O que mais me inspira é a profunda herança da cultura tradicional chinesa, as emoções genuínas encontradas na vida cotidiana e a beleza poética da estética oriental. Fui profundamente influenciada pelos clássicos chineses, pela arte tradicional, pela estética das paisagens e pelo charme sutil da cultura oriental desde muito jovem. Ao mesmo tempo, o calor humano, os laços e o crescimento entre as pessoas são emoções que ressoam em todo o mundo. Quando interpreto papéis ou crio obras, integro naturalmente a delicadeza, a força interior e a elegância clássica da estética chinesa em cada detalhe. A cultura tradicional me dá profundidade, e a vida real me dá calor. Essa sempre foi a fonte da minha criatividade.

Para o Gold Gala, você escolheu um look que combinava elementos tradicionais chineses com a alta-costura contemporânea. Como foi construir essa imagem e o que você esperava expressar por meio dela?
Vestindo esse look, me sinto serena, confiante e incrivelmente orgulhosa. Ele mistura de forma perfeita elementos tradicionais chineses, símbolos culturais clássicos e design contemporâneo de alta-costura. O figurino carrega a graça da estética chinesa antiga, ao mesmo tempo em que incorpora a independência e a elegância das mulheres modernas. O que espero transmitir é que a cultura tradicional chinesa nunca está ultrapassada — ela pode ser moderna, luxuosa e verdadeiramente internacional. As mulheres orientais possuem tanto delicadeza graciosa quanto força interior. Desejo ajudar o público global a descobrir a beleza diversa e atemporal da estética oriental.
Você falou sobre o desejo de continuar contando histórias chinesas para o mundo. Que tipos de narrativas mais te interessam compartilhar com o público global neste momento?
Tenho vontade de compartilhar com o mundo três tipos de histórias chinesas: histórias enraizadas na estética oriental tradicional, histórias sobre o crescimento das mulheres modernas e histórias calorosas e humanas, cheias de ternura. Dramas históricos e de época carregam nossa história, tradições e o romantismo do encanto oriental. Histórias modernas sobre o crescimento feminino mostram a coragem, a independência e a resiliência das jovens chinesas. Histórias calorosas e realistas refletem a bondade, a perseverança e o verdadeiro estilo de vida do povo chinês. Essas narrativas carregam herança cultural e emoções sinceras, e acredito que podem construir uma ponte delicada entre a China e o público global.

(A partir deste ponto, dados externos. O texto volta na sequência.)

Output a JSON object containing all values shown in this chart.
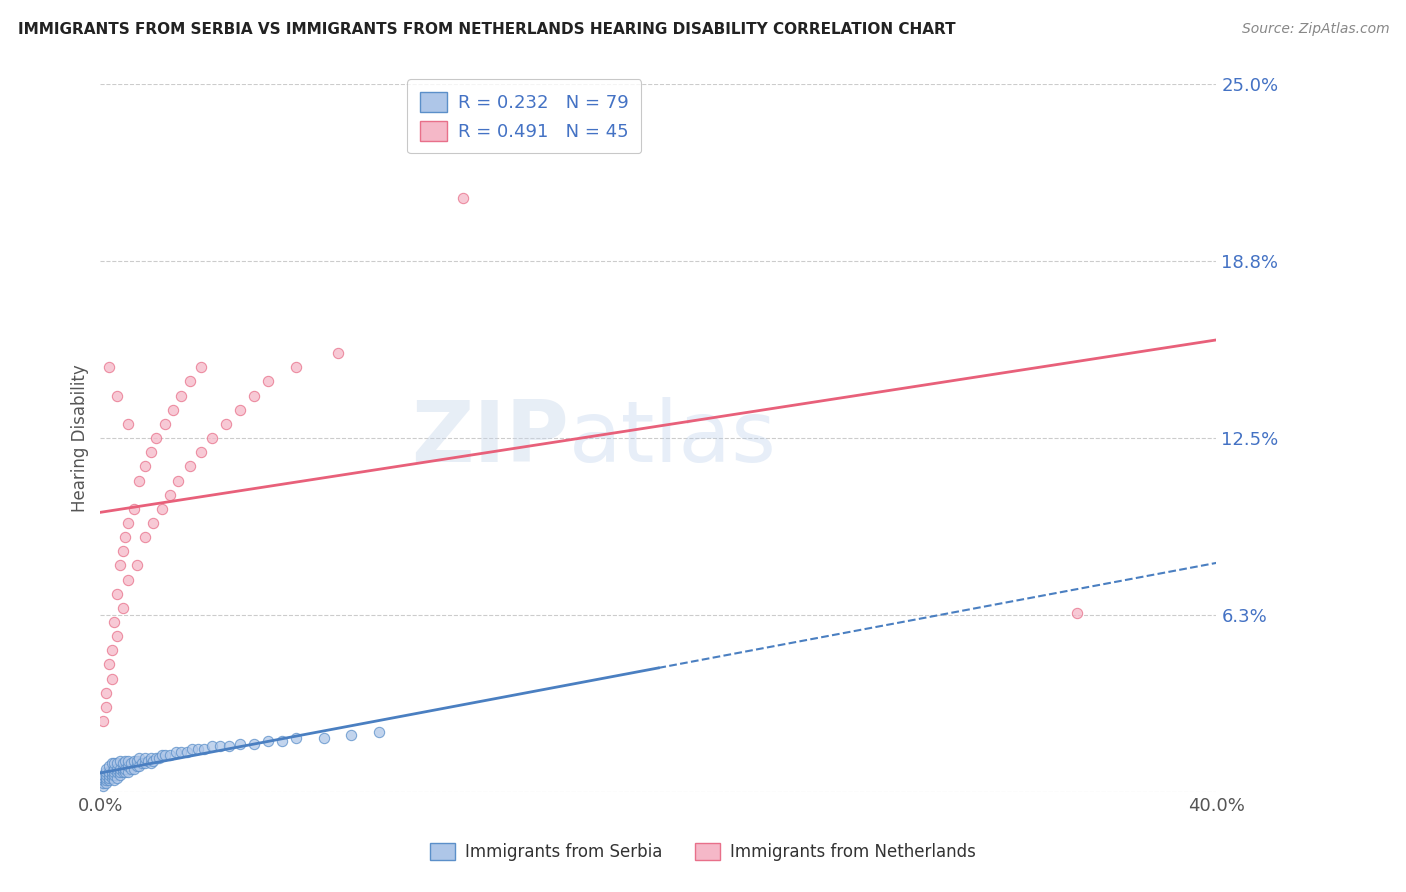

Sua carreira reúne atuação, música e moda, que são formas de expressão muito poderosas. Como essas diferentes áreas se conectam na forma como você constrói sua identidade artística?
Para mim, atuação, música e moda são três formas artísticas de expressão que se alimentam e se completam mutuamente. A atuação me ajuda a compreender as emoções com profundidade e enriquece minha sensibilidade interior, o que dá mais profundidade à minha expressão musical. A música me ensina sobre ritmo, atmosfera e tensão emocional, o que me ajuda a construir personagens com mais presença. A moda refina meu gosto estético, mistura o charme oriental com o estilo internacional e fortalece meu temperamento artístico e minha presença de palco. Juntas, essas áreas moldaram meu estilo pessoal: suave, mas forte; vibrante, mas elegante; com pureza oriental e confiança global.

Ao olhar para sua carreira e para a forma como seu trabalho está alcançando públicos de diferentes países, o que mais te emociona nessa troca cultural com espectadores internacionais?
O que mais me toca é que a linguagem tem fronteiras, mas as emoções e a beleza não. Tenho recebido muito carinho de públicos do mundo inteiro. Mesmo que eles não compreendam totalmente o idioma, conseguem sentir a delicadeza, a perseverança e o crescimento das personagens. Mesmo sem um conhecimento profundo da cultura chinesa, sentem-se profundamente atraídos pela estética oriental e pelo encanto único das histórias chinesas. Esse tipo de ressonância entre países e idiomas me emociona profundamente. Isso me faz ficar ainda mais determinada a continuar criando obras sinceras, compartilhar a cultura oriental com gentileza e usar minha arte para mostrar ao mundo uma China delicada, profunda e autêntica.